Około stu głównie małych stacji tankowania autogazu (LPG) zniknęło w ubiegłym roku z mapy Polski. Wprawdzie powstało sporo nowych punktów sprzedaży tego paliwa, ale po raz pierwszy bilans okazał się ujemny.
W 2007 roku, gdy po raz pierwszy ujawniono plany podwyżki akcyzy, popyt na LPG spadł o 0,4 proc., do 2 mln 440 tys. ton. Dotyczy to nie tylko paliwa do samochodów, ale także gazu w butlach i zbiornikach, czyli stosowanego do ogrzewania i gotowania. W ocenie specjalistów z Polskiej Organizacji Gazu Płynnego, na spadek sprzedaży gazu w butlach i do przydomowych zbiorników miała też wpływ łagodniejsza zima oraz rozwój sieci gazociągowych.
Sytuacja na rynku autogazu również nie wygląda zbyt optymistycznie. Od dwóch lat sprzedaż tego paliwa jest w miarę stabilna. Podobnie jest z usługami montażu urządzeń LPG do samochodów. Liczba aut na gaz wzrosła w ubiegłym roku tylko o 70 tys. sztuk, do 2 mln 50 tys. Zarejestrowano 210 tys. nowych instalacji autogazowych, ale na złom trafiło 140 tys. pojazdów zasilanych tym paliwem. Zużycie LPG przez przeciętny samochód spadło o 10 proc., do 892 kilogramów (1 kg to 1,78 litra). Odpowiada to rocznemu przebiegowi rzędu 15 tys. kilometrów przy spalaniu 10 litrów na 100 kilometrów.
W ostatnich latach nasz kraj stał się europejskim liderem w wykorzystaniu gazu płynnego (LPG) do zasilania samochodów. Po naszych drogach jeździ prawie dwukrotnie więcej takich aut niż we Włoszech. Wcześniej co roku pojawiało się ponad 200 tys. kolejnych samochodów zasilanych gazem.

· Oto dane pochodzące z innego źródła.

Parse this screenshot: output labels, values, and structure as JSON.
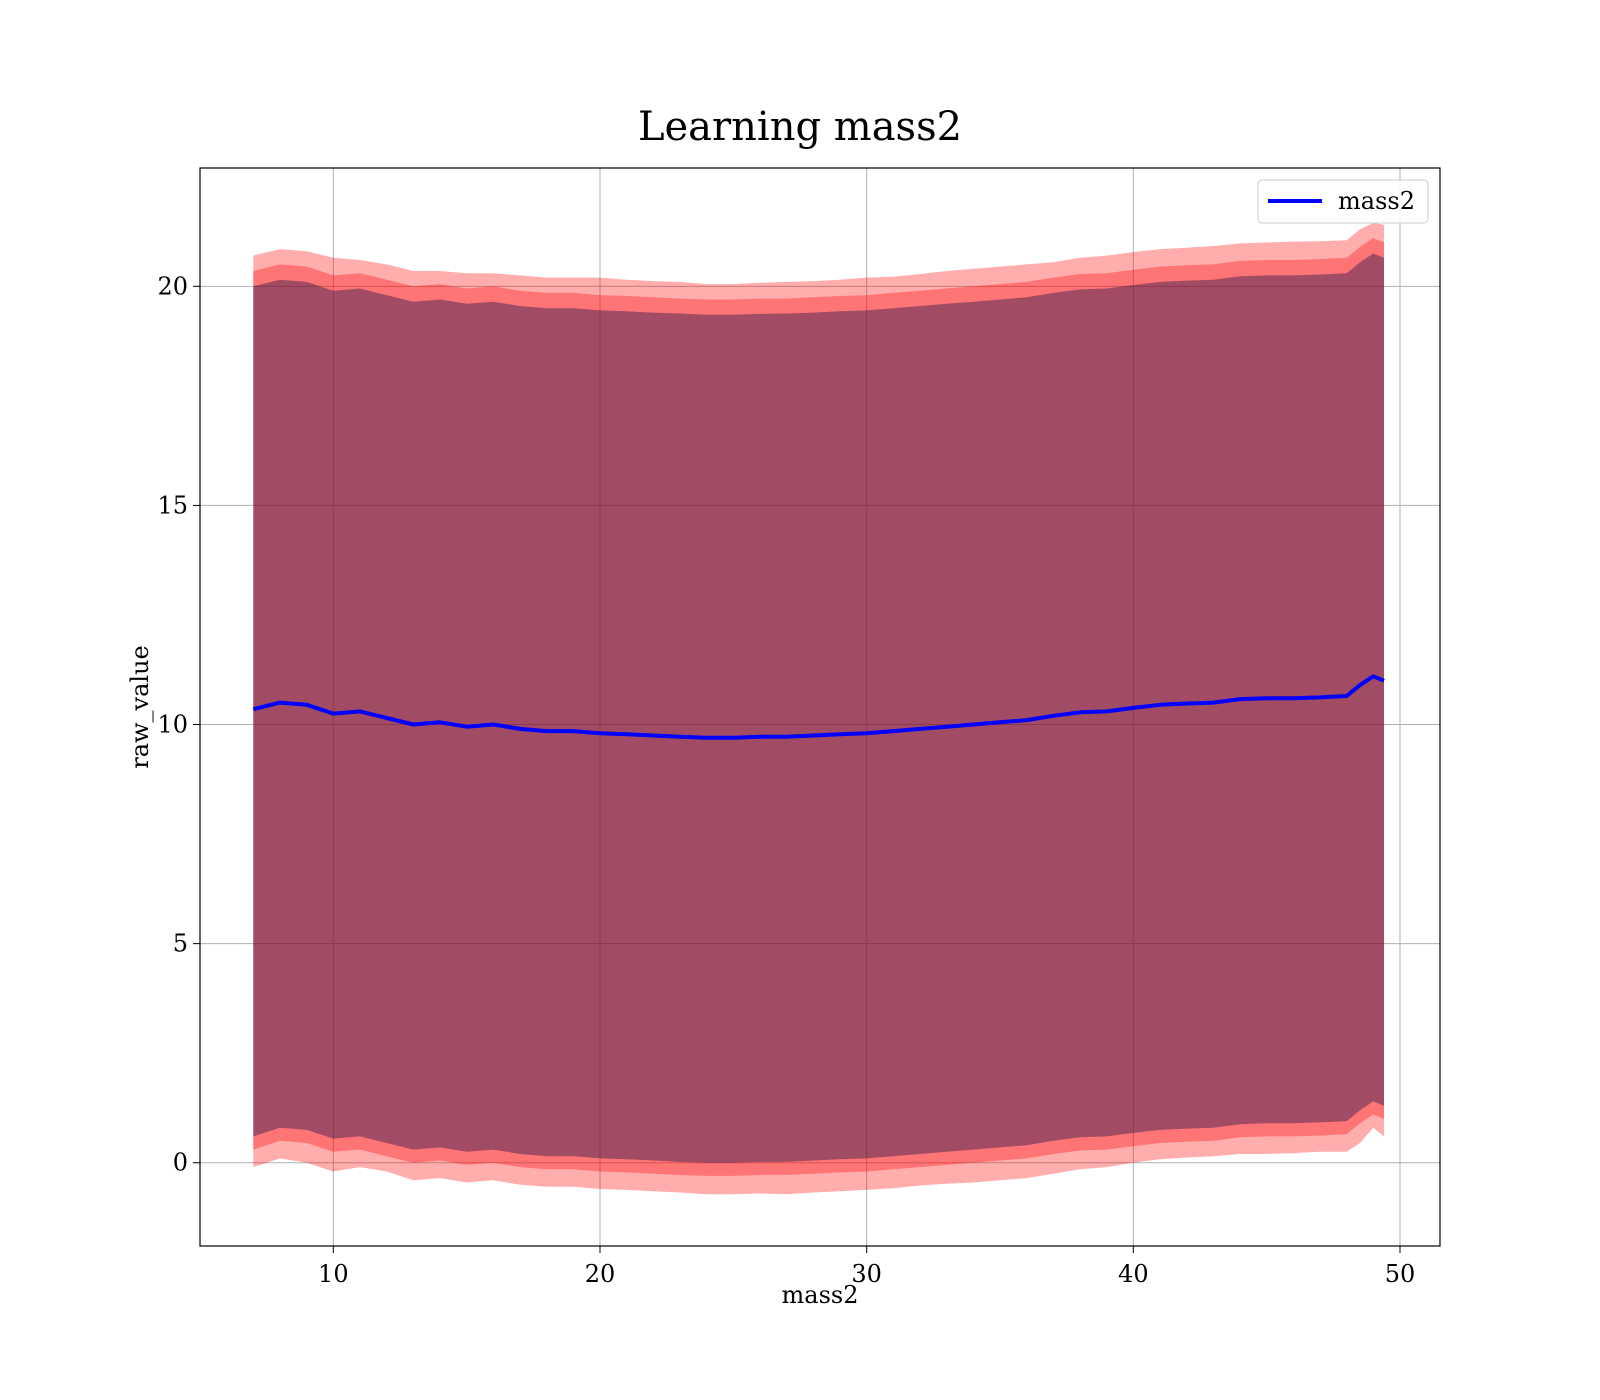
{
  "chart_data": {
    "type": "line",
    "title": "Learning mass2",
    "xlabel": "mass2",
    "ylabel": "raw_value",
    "xlim": [
      5,
      51.5
    ],
    "ylim": [
      -1.9,
      22.7
    ],
    "grid": true,
    "legend_position": "top-right",
    "xticks": [
      10,
      20,
      30,
      40,
      50
    ],
    "yticks": [
      0,
      5,
      10,
      15,
      20
    ],
    "x": [
      7.0,
      8.0,
      9.0,
      10.0,
      11.0,
      12.0,
      13.0,
      14.0,
      15.0,
      16.0,
      17.0,
      18.0,
      19.0,
      20.0,
      21.0,
      22.0,
      23.0,
      24.0,
      25.0,
      26.0,
      27.0,
      28.0,
      29.0,
      30.0,
      31.0,
      32.0,
      33.0,
      34.0,
      35.0,
      36.0,
      37.0,
      38.0,
      39.0,
      40.0,
      41.0,
      42.0,
      43.0,
      44.0,
      45.0,
      46.0,
      47.0,
      48.0,
      48.5,
      49.0,
      49.4
    ],
    "series": [
      {
        "name": "mass2",
        "color": "#0000ff",
        "values": [
          10.35,
          10.5,
          10.45,
          10.25,
          10.3,
          10.15,
          10.0,
          10.05,
          9.95,
          10.0,
          9.9,
          9.85,
          9.85,
          9.8,
          9.78,
          9.75,
          9.72,
          9.7,
          9.7,
          9.72,
          9.72,
          9.75,
          9.78,
          9.8,
          9.85,
          9.9,
          9.95,
          10.0,
          10.05,
          10.1,
          10.2,
          10.28,
          10.3,
          10.38,
          10.45,
          10.48,
          10.5,
          10.58,
          10.6,
          10.6,
          10.62,
          10.65,
          10.9,
          11.1,
          11.0
        ]
      }
    ],
    "bands": [
      {
        "color": "#ff0000",
        "opacity": 0.32,
        "lower": [
          -0.1,
          0.1,
          0.0,
          -0.2,
          -0.1,
          -0.2,
          -0.4,
          -0.35,
          -0.45,
          -0.4,
          -0.5,
          -0.55,
          -0.55,
          -0.6,
          -0.62,
          -0.65,
          -0.68,
          -0.72,
          -0.72,
          -0.7,
          -0.72,
          -0.68,
          -0.65,
          -0.62,
          -0.58,
          -0.52,
          -0.48,
          -0.45,
          -0.4,
          -0.35,
          -0.25,
          -0.15,
          -0.1,
          0.0,
          0.08,
          0.12,
          0.15,
          0.2,
          0.2,
          0.22,
          0.25,
          0.25,
          0.45,
          0.8,
          0.6
        ],
        "upper": [
          20.7,
          20.85,
          20.8,
          20.65,
          20.6,
          20.5,
          20.35,
          20.35,
          20.3,
          20.3,
          20.25,
          20.2,
          20.2,
          20.2,
          20.15,
          20.12,
          20.1,
          20.05,
          20.05,
          20.08,
          20.1,
          20.12,
          20.15,
          20.2,
          20.22,
          20.28,
          20.35,
          20.4,
          20.45,
          20.5,
          20.55,
          20.65,
          20.7,
          20.78,
          20.85,
          20.88,
          20.92,
          20.98,
          21.0,
          21.02,
          21.03,
          21.05,
          21.3,
          21.45,
          21.4
        ]
      },
      {
        "color": "#ff0000",
        "opacity": 0.32,
        "lower": [
          0.3,
          0.5,
          0.45,
          0.25,
          0.3,
          0.15,
          0.0,
          0.05,
          -0.05,
          0.0,
          -0.1,
          -0.15,
          -0.15,
          -0.2,
          -0.22,
          -0.25,
          -0.28,
          -0.3,
          -0.3,
          -0.28,
          -0.28,
          -0.25,
          -0.22,
          -0.2,
          -0.15,
          -0.1,
          -0.05,
          0.0,
          0.05,
          0.1,
          0.2,
          0.28,
          0.3,
          0.38,
          0.45,
          0.48,
          0.5,
          0.58,
          0.6,
          0.6,
          0.62,
          0.65,
          0.9,
          1.1,
          1.0
        ],
        "upper": [
          20.35,
          20.5,
          20.45,
          20.25,
          20.3,
          20.15,
          20.0,
          20.05,
          19.95,
          20.0,
          19.9,
          19.85,
          19.85,
          19.8,
          19.78,
          19.75,
          19.72,
          19.7,
          19.7,
          19.72,
          19.72,
          19.75,
          19.78,
          19.8,
          19.85,
          19.9,
          19.95,
          20.0,
          20.05,
          20.1,
          20.2,
          20.28,
          20.3,
          20.38,
          20.45,
          20.48,
          20.5,
          20.58,
          20.6,
          20.6,
          20.62,
          20.65,
          20.9,
          21.1,
          21.0
        ]
      },
      {
        "color": "#301850",
        "opacity": 0.45,
        "lower": [
          0.6,
          0.8,
          0.75,
          0.55,
          0.6,
          0.45,
          0.3,
          0.35,
          0.25,
          0.3,
          0.2,
          0.15,
          0.15,
          0.1,
          0.08,
          0.05,
          0.02,
          0.0,
          0.0,
          0.02,
          0.02,
          0.05,
          0.08,
          0.1,
          0.15,
          0.2,
          0.25,
          0.3,
          0.35,
          0.4,
          0.5,
          0.58,
          0.6,
          0.68,
          0.75,
          0.78,
          0.8,
          0.88,
          0.9,
          0.9,
          0.92,
          0.95,
          1.2,
          1.4,
          1.3
        ],
        "upper": [
          20.0,
          20.15,
          20.1,
          19.9,
          19.95,
          19.8,
          19.65,
          19.7,
          19.6,
          19.65,
          19.55,
          19.5,
          19.5,
          19.45,
          19.43,
          19.4,
          19.38,
          19.35,
          19.35,
          19.37,
          19.38,
          19.4,
          19.43,
          19.45,
          19.5,
          19.55,
          19.6,
          19.65,
          19.7,
          19.75,
          19.85,
          19.93,
          19.95,
          20.03,
          20.1,
          20.13,
          20.15,
          20.23,
          20.25,
          20.25,
          20.27,
          20.3,
          20.55,
          20.75,
          20.65
        ]
      }
    ]
  }
}
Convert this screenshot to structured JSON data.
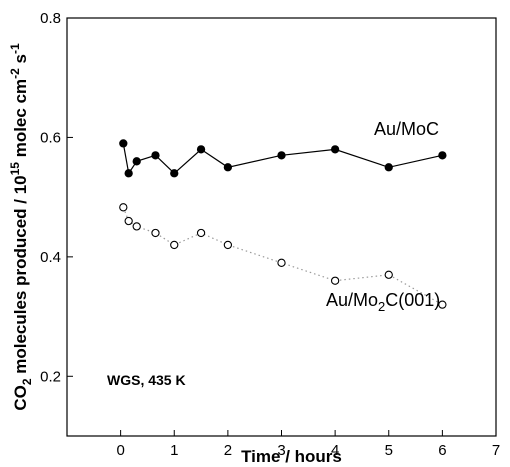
{
  "chart_data": {
    "type": "scatter",
    "xlabel": "Time / hours",
    "ylabel": {
      "prefix": "CO",
      "sub": "2",
      "mid1": " molecules produced / 10",
      "sup1": "15",
      "mid2": " molec cm",
      "sup2": "-2",
      "mid3": " s",
      "sup3": "-1"
    },
    "xlim": [
      -1,
      7
    ],
    "ylim": [
      0.1,
      0.8
    ],
    "xticks": [
      0,
      1,
      2,
      3,
      4,
      5,
      6,
      7
    ],
    "yticks": [
      0.2,
      0.4,
      0.6,
      0.8
    ],
    "ytick_labels": [
      "0.2",
      "0.4",
      "0.6",
      "0.8"
    ],
    "grid": false,
    "series": [
      {
        "name": "Au/MoC",
        "marker": "filled-circle",
        "line": "solid",
        "color": "#000000",
        "points": [
          {
            "x": 0.05,
            "y": 0.59
          },
          {
            "x": 0.15,
            "y": 0.54
          },
          {
            "x": 0.3,
            "y": 0.56
          },
          {
            "x": 0.65,
            "y": 0.57
          },
          {
            "x": 1.0,
            "y": 0.54
          },
          {
            "x": 1.5,
            "y": 0.58
          },
          {
            "x": 2.0,
            "y": 0.55
          },
          {
            "x": 3.0,
            "y": 0.57
          },
          {
            "x": 4.0,
            "y": 0.58
          },
          {
            "x": 5.0,
            "y": 0.55
          },
          {
            "x": 6.0,
            "y": 0.57
          }
        ]
      },
      {
        "name": "Au/Mo2C(001)",
        "marker": "open-circle",
        "line": "dotted",
        "color": "#000000",
        "points": [
          {
            "x": 0.05,
            "y": 0.483
          },
          {
            "x": 0.15,
            "y": 0.46
          },
          {
            "x": 0.3,
            "y": 0.451
          },
          {
            "x": 0.65,
            "y": 0.44
          },
          {
            "x": 1.0,
            "y": 0.42
          },
          {
            "x": 1.5,
            "y": 0.44
          },
          {
            "x": 2.0,
            "y": 0.42
          },
          {
            "x": 3.0,
            "y": 0.39
          },
          {
            "x": 4.0,
            "y": 0.36
          },
          {
            "x": 5.0,
            "y": 0.37
          },
          {
            "x": 6.0,
            "y": 0.32
          }
        ]
      }
    ],
    "labels": {
      "series1": "Au/MoC",
      "series2_pre": "Au/Mo",
      "series2_sub": "2",
      "series2_post": "C(001)",
      "condition": "WGS, 435 K"
    }
  }
}
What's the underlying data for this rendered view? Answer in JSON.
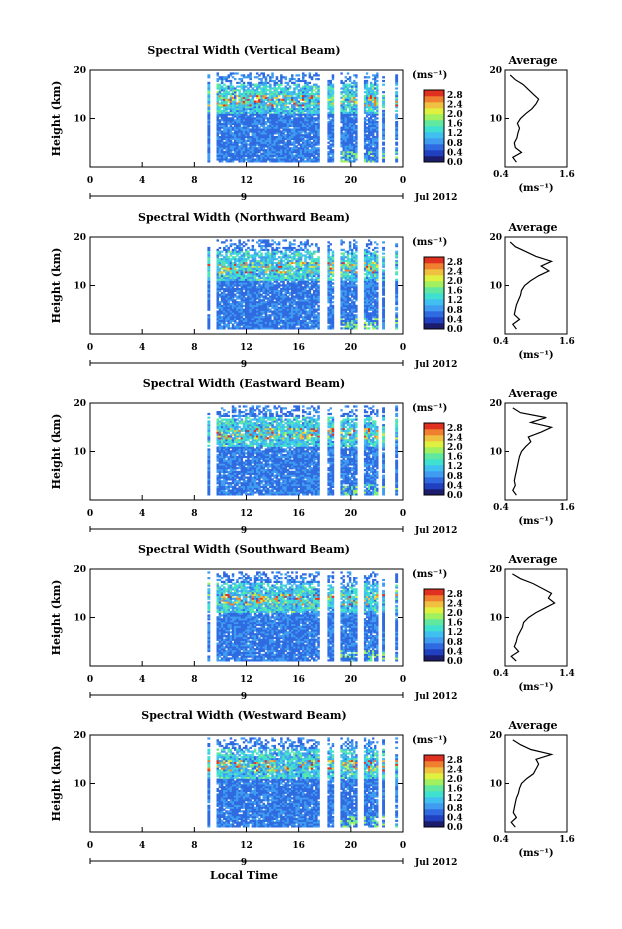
{
  "x_axis_label": "Local Time",
  "date_label": "Jul 2012",
  "day_marker": "9",
  "time_ticks": [
    "0",
    "4",
    "8",
    "12",
    "16",
    "20",
    "0"
  ],
  "height_ticks": [
    "20",
    "10"
  ],
  "height_axis_label": "Height (km)",
  "colorbar_unit": "(ms⁻¹)",
  "colorbar_ticks": [
    "2.8",
    "2.4",
    "2.0",
    "1.6",
    "1.2",
    "0.8",
    "0.4",
    "0.0"
  ],
  "average_title": "Average",
  "average_unit": "(ms⁻¹)",
  "colors": {
    "scale": [
      "#1c1c6c",
      "#2040c0",
      "#2f6ae0",
      "#3f9cf0",
      "#40c0f0",
      "#40e0d0",
      "#60e8a0",
      "#a0f060",
      "#e0f040",
      "#f0c040",
      "#f08030",
      "#e03020"
    ]
  },
  "chart_data": [
    {
      "type": "heatmap",
      "title": "Spectral Width (Vertical Beam)",
      "ylabel": "Height (km)",
      "xlabel": "Local Time",
      "xlim": [
        0,
        24
      ],
      "ylim": [
        0,
        20
      ],
      "color_range": [
        0.0,
        2.8
      ],
      "data_coverage_hours": [
        [
          9,
          9.2
        ],
        [
          9.7,
          17.6
        ],
        [
          18.2,
          18.7
        ],
        [
          19.2,
          20.5
        ],
        [
          21.0,
          22.1
        ],
        [
          22.4,
          22.6
        ],
        [
          23.4,
          23.6
        ]
      ],
      "average_profile": {
        "xlim": [
          0.4,
          1.6
        ],
        "xticks": [
          "0.4",
          "1.6"
        ],
        "height": [
          1,
          2,
          3,
          4,
          5,
          6,
          7,
          8,
          9,
          10,
          11,
          12,
          13,
          14,
          15,
          16,
          17,
          18,
          19
        ],
        "value": [
          0.62,
          0.55,
          0.72,
          0.6,
          0.58,
          0.63,
          0.65,
          0.68,
          0.64,
          0.7,
          0.8,
          0.92,
          1.0,
          1.05,
          0.95,
          0.85,
          0.75,
          0.6,
          0.5
        ]
      }
    },
    {
      "type": "heatmap",
      "title": "Spectral Width (Northward Beam)",
      "ylabel": "Height (km)",
      "xlabel": "Local Time",
      "xlim": [
        0,
        24
      ],
      "ylim": [
        0,
        20
      ],
      "color_range": [
        0.0,
        2.8
      ],
      "data_coverage_hours": [
        [
          9,
          9.2
        ],
        [
          9.7,
          17.6
        ],
        [
          18.2,
          18.7
        ],
        [
          19.2,
          20.5
        ],
        [
          21.0,
          22.1
        ],
        [
          22.4,
          22.6
        ],
        [
          23.4,
          23.6
        ]
      ],
      "average_profile": {
        "xlim": [
          0.4,
          1.6
        ],
        "xticks": [
          "0.4",
          "1.6"
        ],
        "height": [
          1,
          2,
          3,
          4,
          5,
          6,
          7,
          8,
          9,
          10,
          11,
          12,
          13,
          14,
          15,
          16,
          17,
          18,
          19
        ],
        "value": [
          0.62,
          0.55,
          0.68,
          0.58,
          0.6,
          0.62,
          0.66,
          0.7,
          0.72,
          0.78,
          0.9,
          1.05,
          1.25,
          1.1,
          1.3,
          1.0,
          0.8,
          0.6,
          0.5
        ]
      }
    },
    {
      "type": "heatmap",
      "title": "Spectral Width (Eastward Beam)",
      "ylabel": "Height (km)",
      "xlabel": "Local Time",
      "xlim": [
        0,
        24
      ],
      "ylim": [
        0,
        20
      ],
      "color_range": [
        0.0,
        2.8
      ],
      "data_coverage_hours": [
        [
          9,
          9.2
        ],
        [
          9.7,
          17.6
        ],
        [
          18.2,
          18.7
        ],
        [
          19.2,
          20.5
        ],
        [
          21.0,
          22.1
        ],
        [
          22.4,
          22.6
        ],
        [
          23.4,
          23.6
        ]
      ],
      "average_profile": {
        "xlim": [
          0.4,
          1.6
        ],
        "xticks": [
          "0.4",
          "1.6"
        ],
        "height": [
          1,
          2,
          3,
          4,
          5,
          6,
          7,
          8,
          9,
          10,
          11,
          12,
          13,
          14,
          15,
          16,
          17,
          18,
          19
        ],
        "value": [
          0.62,
          0.55,
          0.6,
          0.58,
          0.6,
          0.62,
          0.64,
          0.66,
          0.68,
          0.72,
          0.8,
          0.9,
          0.85,
          1.1,
          1.3,
          0.9,
          1.2,
          0.7,
          0.55
        ]
      }
    },
    {
      "type": "heatmap",
      "title": "Spectral Width (Southward Beam)",
      "ylabel": "Height (km)",
      "xlabel": "Local Time",
      "xlim": [
        0,
        24
      ],
      "ylim": [
        0,
        20
      ],
      "color_range": [
        0.0,
        2.8
      ],
      "data_coverage_hours": [
        [
          9,
          9.2
        ],
        [
          9.7,
          17.6
        ],
        [
          18.2,
          18.7
        ],
        [
          19.2,
          20.5
        ],
        [
          21.0,
          22.1
        ],
        [
          22.4,
          22.6
        ],
        [
          23.4,
          23.6
        ]
      ],
      "average_profile": {
        "xlim": [
          0.4,
          1.4
        ],
        "xticks": [
          "0.4",
          "1.4"
        ],
        "height": [
          1,
          2,
          3,
          4,
          5,
          6,
          7,
          8,
          9,
          10,
          11,
          12,
          13,
          14,
          15,
          16,
          17,
          18,
          19
        ],
        "value": [
          0.58,
          0.5,
          0.62,
          0.55,
          0.58,
          0.6,
          0.64,
          0.68,
          0.7,
          0.78,
          0.9,
          1.05,
          1.2,
          1.1,
          1.15,
          1.0,
          0.85,
          0.65,
          0.52
        ]
      }
    },
    {
      "type": "heatmap",
      "title": "Spectral Width (Westward Beam)",
      "ylabel": "Height (km)",
      "xlabel": "Local Time",
      "xlim": [
        0,
        24
      ],
      "ylim": [
        0,
        20
      ],
      "color_range": [
        0.0,
        2.8
      ],
      "data_coverage_hours": [
        [
          9,
          9.2
        ],
        [
          9.7,
          17.6
        ],
        [
          18.2,
          18.7
        ],
        [
          19.2,
          20.5
        ],
        [
          21.0,
          22.1
        ],
        [
          22.4,
          22.6
        ],
        [
          23.4,
          23.6
        ]
      ],
      "average_profile": {
        "xlim": [
          0.4,
          1.6
        ],
        "xticks": [
          "0.4",
          "1.6"
        ],
        "height": [
          1,
          2,
          3,
          4,
          5,
          6,
          7,
          8,
          9,
          10,
          11,
          12,
          13,
          14,
          15,
          16,
          17,
          18,
          19
        ],
        "value": [
          0.6,
          0.52,
          0.62,
          0.56,
          0.58,
          0.6,
          0.62,
          0.66,
          0.68,
          0.72,
          0.82,
          0.95,
          1.0,
          1.05,
          1.0,
          1.3,
          0.9,
          0.7,
          0.55
        ]
      }
    }
  ]
}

Zdecydowana większość z nich to były pojazdy używane, ale koncerny coraz częściej proponują instalacje gazowe w nowych modelach. Oferowany jest system tzw. sekwencyjnego wtrysku gazu. Niemal w całości eliminuje on problemy z nierówną pracą silnika, niekontrolowanymi wybuchami w kolektorach ssących i nieprzyjemnym zapachem w samochodzie.